A combination of events are creating conditions that increase the risk of a hosepipe ban this summer. The main fear stems from the hot weather being experienced in the UK during May and forecast into June.
Equally problematic is the extra use of water in gardens as Brits spend more time at home during the Covid-19 lockdown. South East Water said: “We’re seeing a huge demand on our network due to more of us being at home. We’ve been treating and pumping an additional 78 million litres of water a day through our network.”
The Met Office predict that this Spring is likely to become the fourth driest on record with some regions seeing about a third of their normal rainfall levels in the last three months.
However, it’s not all doom and gloom. The Environment Agency said: “most companies across the country have appropriate water reserves for this time of year” and that reservoir levels are not unusually low. Underground stocks are above average and overall the prospects of a hosepipe ban in 2020 are quite low.
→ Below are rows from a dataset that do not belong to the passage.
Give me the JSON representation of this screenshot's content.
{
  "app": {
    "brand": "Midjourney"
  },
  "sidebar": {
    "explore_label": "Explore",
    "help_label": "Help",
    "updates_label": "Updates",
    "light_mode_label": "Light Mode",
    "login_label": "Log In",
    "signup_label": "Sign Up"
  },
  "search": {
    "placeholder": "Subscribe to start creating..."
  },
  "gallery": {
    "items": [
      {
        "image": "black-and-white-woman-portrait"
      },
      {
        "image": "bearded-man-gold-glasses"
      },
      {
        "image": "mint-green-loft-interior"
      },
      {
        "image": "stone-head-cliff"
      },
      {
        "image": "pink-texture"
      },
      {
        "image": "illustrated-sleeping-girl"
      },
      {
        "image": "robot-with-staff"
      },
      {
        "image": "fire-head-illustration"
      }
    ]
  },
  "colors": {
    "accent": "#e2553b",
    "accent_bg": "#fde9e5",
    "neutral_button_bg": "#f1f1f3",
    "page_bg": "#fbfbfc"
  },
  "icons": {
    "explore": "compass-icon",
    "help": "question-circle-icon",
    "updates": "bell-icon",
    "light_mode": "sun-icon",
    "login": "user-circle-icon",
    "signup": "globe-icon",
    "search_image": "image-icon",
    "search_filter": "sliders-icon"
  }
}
Lower than average rainfall in Spring is not especially worrying as this tends to even out across the year. For instance February saw very high levels of rainfall. The main concern happens when say, two seasons next to each other are very dry.
The longer-term problem comes from a warmer climate, rising population numbers and a generally increased need for water. This results in fears of hosepipe bans being passed on from year to year. Last year the greatest fear was of rivers running dry, especially in the south east. This has a knock-on effect to the following year.
In summary we believe there won’t be a hosepipe ban during 2020 in the UK, though a continued dry spell and an extended lockdown period may change this.